I am not a proponent of polygamy or child abuse/rape.
I am a proponent of religious freedom.
Stories like these have generated a lot of publicity due to the reports from several of the wives in the community that they are being abused, detained like criminals, and forcibly impregnated. Nothing is okay about any of that, and all of it should be prosecuted.
The problem is, when it isn't a problem to anyone within the relationship.
Case in point:
http://www.cnn.com/...
Yes, taking a teenage wife is bad. Sixteen-year-olds should not be allowed to enter into wedlock. But if this was to be prosecuted, it should be by the wife-child. But...
The woman, now 21 and the mother of three children by Fischer, refused to cooperate with the prosecution and was among 130 people to send letters vouching for his character to the judge.
"We have a beautiful family together. I love my husband. He loves us and takes very good care of us. The children adore their father ... I don't need to explain my personal life to anyone," she wrote in the letter.
She's 21 now, well above the age of legal consent. Could she be brainwashed into thinking that she's in a loving relationship? Maybe, but that's pushing it.
What really grates my nerves is the tone of the prosecution.
"I don't know if we've sent a strong enough message to these people," said Gary Engels, an investigator with the Mohave County Attorney's office.
...
According to the paper, the judge told Fischer his religious beliefs did not justify breaking the law.
"There is no reason why people in Colorado City, simply because they subscribe to a different religious belief, should believe that they have the right to do something that everyone else in society cannot do," the judge said.
...
"I would've like to have seen him get more time, not so much that he needed to get it, but more along the lines of a deterrent factor," Smith [the county prosecutor] said.
In case you're wondering, "these people" are members of the Fundamentalist Latter-day Saints, a group of...well, fundamentalist Latter-day Saints, who are in deep doo-doo for allegations of arranged marriages between teenage girls and married men. Now, to be clear, I am not in favor of either the FLDS or of arranged marriages of teenage girls. My problem is that the family prosecuted and depicted in this story does not fit into the category of "arranged marriages between teenage girls and married men." There was neither coercion nor abuse in this relationship, as all parties testified. Were these people not associated with the FLDS this would not be a story. But because polygamy is not a crime in Arizona, the only way for the locals to prosecute is to find all the polygamists who could be proven to have had sex with someone younger than 18. The marriage is fine, not the sex. The only evidence the prosecution had was testimony by other church members. But I digress.

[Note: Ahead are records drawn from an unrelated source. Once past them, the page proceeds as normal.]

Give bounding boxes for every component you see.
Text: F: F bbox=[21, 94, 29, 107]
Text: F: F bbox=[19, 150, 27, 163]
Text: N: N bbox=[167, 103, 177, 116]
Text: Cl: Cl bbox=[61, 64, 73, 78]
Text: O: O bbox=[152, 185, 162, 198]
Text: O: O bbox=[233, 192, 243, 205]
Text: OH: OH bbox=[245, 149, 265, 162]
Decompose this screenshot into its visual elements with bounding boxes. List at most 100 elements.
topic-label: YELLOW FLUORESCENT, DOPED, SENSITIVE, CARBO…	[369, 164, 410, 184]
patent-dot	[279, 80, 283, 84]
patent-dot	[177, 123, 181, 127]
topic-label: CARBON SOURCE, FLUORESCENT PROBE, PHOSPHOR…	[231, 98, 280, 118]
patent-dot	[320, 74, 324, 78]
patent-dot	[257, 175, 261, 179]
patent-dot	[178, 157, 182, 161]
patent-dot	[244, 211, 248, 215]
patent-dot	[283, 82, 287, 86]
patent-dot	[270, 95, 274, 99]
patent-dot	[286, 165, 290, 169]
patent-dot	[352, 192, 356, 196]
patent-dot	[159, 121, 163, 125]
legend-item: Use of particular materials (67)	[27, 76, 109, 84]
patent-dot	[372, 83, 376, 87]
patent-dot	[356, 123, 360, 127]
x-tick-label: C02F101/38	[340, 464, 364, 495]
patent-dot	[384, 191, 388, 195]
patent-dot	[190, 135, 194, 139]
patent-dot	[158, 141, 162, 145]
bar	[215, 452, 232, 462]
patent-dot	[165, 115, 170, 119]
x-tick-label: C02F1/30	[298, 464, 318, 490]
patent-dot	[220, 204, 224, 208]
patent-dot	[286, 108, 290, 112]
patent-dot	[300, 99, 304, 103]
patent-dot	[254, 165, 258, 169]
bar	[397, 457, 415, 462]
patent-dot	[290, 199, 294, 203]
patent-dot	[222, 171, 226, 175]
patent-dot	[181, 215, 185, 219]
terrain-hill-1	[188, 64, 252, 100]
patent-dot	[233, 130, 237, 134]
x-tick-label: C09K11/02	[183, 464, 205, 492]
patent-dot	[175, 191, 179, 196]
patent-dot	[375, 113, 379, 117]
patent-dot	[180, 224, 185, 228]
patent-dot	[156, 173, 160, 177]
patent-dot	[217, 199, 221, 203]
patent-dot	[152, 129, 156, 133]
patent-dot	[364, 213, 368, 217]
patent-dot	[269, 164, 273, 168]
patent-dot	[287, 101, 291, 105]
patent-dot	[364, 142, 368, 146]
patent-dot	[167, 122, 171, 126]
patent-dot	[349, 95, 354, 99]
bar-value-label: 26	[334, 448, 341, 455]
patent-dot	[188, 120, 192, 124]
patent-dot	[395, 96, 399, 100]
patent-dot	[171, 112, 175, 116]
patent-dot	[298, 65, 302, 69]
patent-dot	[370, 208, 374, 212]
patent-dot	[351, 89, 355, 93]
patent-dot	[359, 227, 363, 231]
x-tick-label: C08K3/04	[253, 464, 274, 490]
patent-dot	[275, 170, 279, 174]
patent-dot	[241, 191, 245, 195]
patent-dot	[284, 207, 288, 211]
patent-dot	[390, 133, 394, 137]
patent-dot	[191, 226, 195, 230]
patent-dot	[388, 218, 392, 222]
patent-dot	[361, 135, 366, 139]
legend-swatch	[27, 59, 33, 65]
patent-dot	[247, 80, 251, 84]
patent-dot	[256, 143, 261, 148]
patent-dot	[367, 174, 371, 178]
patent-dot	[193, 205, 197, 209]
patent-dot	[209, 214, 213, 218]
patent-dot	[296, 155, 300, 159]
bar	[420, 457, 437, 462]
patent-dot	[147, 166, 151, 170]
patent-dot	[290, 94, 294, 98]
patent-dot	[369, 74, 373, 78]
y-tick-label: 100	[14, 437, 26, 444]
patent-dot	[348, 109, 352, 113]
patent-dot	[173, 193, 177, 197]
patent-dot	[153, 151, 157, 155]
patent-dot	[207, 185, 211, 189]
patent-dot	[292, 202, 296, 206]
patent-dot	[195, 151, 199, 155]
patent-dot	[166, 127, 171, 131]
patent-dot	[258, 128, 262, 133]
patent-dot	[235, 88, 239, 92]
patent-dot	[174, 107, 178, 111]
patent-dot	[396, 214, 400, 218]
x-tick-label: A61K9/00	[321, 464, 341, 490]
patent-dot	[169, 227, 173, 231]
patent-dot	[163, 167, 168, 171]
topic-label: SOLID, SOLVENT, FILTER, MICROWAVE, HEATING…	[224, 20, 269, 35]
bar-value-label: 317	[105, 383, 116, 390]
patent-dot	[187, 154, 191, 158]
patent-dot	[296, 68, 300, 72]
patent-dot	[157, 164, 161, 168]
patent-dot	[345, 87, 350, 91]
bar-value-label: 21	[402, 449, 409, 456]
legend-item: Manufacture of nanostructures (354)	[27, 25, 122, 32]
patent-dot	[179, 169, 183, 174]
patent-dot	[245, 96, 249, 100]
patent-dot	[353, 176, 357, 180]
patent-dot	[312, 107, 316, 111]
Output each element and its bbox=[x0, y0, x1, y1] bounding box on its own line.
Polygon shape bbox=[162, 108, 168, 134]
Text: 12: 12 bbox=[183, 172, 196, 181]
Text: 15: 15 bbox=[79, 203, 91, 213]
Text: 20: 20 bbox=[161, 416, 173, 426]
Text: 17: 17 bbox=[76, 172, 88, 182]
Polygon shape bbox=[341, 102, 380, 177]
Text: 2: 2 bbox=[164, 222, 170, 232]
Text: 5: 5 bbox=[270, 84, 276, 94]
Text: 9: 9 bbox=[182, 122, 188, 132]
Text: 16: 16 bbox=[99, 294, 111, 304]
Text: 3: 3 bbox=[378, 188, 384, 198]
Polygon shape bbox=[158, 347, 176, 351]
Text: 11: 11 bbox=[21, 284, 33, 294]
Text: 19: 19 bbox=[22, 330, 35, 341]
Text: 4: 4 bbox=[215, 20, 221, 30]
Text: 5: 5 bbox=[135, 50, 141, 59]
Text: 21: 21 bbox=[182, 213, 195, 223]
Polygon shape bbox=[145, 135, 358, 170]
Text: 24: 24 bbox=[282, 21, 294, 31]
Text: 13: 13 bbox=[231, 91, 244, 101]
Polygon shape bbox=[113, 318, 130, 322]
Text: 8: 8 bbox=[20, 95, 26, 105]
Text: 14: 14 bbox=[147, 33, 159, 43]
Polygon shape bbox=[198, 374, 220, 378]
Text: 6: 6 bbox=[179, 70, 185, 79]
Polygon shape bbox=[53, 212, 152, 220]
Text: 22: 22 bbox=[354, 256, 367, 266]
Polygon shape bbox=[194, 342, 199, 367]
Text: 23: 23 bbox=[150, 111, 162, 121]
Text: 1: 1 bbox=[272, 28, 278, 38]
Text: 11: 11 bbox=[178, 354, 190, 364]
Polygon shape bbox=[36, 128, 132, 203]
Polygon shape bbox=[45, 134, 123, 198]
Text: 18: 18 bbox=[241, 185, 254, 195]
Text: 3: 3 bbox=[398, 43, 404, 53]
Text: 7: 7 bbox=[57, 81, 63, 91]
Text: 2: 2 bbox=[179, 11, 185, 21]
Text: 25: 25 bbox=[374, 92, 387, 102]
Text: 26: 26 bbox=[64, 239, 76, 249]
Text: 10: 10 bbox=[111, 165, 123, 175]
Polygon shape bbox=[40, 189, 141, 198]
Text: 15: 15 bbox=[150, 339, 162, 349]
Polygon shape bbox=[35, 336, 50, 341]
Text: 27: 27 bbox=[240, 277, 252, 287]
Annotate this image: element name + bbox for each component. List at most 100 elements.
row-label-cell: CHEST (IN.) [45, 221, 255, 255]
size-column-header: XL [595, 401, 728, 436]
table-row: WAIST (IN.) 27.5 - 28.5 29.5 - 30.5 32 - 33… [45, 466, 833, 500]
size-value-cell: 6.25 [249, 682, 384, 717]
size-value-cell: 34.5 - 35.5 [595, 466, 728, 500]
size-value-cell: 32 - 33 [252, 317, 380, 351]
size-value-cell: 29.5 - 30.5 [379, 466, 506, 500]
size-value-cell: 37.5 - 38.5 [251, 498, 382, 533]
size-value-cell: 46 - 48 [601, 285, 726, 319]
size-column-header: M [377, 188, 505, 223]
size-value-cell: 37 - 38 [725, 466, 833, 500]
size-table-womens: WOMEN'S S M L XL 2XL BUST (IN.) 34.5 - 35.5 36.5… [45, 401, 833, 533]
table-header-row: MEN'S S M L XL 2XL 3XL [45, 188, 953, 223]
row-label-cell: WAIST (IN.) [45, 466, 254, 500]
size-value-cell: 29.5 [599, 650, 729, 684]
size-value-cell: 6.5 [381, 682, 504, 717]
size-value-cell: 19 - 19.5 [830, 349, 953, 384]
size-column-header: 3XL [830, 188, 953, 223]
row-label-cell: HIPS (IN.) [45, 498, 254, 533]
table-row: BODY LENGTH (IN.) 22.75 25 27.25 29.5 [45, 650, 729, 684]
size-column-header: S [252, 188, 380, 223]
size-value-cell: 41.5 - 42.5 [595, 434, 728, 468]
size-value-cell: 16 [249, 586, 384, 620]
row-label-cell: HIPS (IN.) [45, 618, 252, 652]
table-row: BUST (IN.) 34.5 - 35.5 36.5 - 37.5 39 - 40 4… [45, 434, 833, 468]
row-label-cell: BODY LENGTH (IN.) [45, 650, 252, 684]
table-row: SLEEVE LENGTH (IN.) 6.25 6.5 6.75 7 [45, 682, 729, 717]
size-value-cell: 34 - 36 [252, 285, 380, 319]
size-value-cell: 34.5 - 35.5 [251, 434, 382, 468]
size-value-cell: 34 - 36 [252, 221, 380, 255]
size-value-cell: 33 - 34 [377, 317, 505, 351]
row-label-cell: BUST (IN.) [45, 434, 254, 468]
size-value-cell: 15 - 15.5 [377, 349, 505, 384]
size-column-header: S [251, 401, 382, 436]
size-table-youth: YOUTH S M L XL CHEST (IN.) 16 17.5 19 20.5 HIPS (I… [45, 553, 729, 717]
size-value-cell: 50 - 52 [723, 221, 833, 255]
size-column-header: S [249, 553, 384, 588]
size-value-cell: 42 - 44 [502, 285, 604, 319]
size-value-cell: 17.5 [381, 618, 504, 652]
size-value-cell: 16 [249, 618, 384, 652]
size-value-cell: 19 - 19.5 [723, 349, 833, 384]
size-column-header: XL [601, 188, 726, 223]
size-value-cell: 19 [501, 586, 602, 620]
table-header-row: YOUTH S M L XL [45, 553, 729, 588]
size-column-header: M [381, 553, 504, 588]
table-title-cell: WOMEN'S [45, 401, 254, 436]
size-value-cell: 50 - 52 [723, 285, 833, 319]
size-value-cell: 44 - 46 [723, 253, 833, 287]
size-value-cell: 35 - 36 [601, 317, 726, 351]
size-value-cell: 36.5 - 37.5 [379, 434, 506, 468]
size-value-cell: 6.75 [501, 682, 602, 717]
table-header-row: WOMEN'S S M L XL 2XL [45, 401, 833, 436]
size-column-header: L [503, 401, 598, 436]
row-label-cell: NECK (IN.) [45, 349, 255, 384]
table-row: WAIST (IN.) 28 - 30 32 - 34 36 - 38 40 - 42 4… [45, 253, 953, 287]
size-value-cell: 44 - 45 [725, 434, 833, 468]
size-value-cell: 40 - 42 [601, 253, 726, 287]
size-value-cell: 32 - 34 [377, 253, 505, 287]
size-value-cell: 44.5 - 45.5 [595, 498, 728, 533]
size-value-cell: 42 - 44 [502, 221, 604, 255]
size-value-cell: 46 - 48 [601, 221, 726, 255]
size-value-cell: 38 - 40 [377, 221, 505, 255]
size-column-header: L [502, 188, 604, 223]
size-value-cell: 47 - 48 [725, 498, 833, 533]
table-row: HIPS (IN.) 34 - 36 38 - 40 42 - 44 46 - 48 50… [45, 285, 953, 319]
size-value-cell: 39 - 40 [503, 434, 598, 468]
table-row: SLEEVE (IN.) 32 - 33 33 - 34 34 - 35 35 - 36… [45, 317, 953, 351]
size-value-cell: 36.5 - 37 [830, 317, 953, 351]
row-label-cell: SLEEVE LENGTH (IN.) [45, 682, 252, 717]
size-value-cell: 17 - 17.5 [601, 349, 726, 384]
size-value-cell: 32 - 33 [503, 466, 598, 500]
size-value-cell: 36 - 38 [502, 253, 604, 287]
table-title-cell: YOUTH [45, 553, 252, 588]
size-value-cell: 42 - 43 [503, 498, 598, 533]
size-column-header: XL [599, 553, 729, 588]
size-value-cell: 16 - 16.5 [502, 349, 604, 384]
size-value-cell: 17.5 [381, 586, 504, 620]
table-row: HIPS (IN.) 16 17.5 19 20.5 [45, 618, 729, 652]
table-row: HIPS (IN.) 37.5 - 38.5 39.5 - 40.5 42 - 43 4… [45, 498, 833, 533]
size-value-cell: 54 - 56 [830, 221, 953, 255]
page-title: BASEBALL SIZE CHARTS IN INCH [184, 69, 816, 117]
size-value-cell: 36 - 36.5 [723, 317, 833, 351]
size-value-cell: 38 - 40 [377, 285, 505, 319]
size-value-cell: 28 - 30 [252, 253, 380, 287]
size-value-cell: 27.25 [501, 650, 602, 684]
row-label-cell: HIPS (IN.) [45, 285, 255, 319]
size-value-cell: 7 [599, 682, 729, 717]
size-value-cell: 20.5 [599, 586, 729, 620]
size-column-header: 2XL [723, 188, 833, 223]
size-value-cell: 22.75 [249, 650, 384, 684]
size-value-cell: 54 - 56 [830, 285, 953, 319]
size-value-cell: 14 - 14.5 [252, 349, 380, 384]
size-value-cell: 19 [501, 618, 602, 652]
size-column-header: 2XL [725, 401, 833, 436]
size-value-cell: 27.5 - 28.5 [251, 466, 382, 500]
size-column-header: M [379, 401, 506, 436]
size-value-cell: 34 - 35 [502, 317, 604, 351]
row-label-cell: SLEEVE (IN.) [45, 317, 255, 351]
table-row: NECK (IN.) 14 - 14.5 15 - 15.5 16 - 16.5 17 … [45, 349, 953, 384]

The issue I have with this is not an age-of-consent deal, it's who has the right to prosecute. If teenage wives and mothers want to accuse their husbands of abuse and rape I support them all the way. When districts take it upon themselves to incarcerate men who have, by all accounts, done no harm to anyone, I have a problem. The judge was right; religious expression does not give anyone the right to break the law. But if the wife and mother insists that no crime was committed, it should be left at that. They aren't saving anyone with this.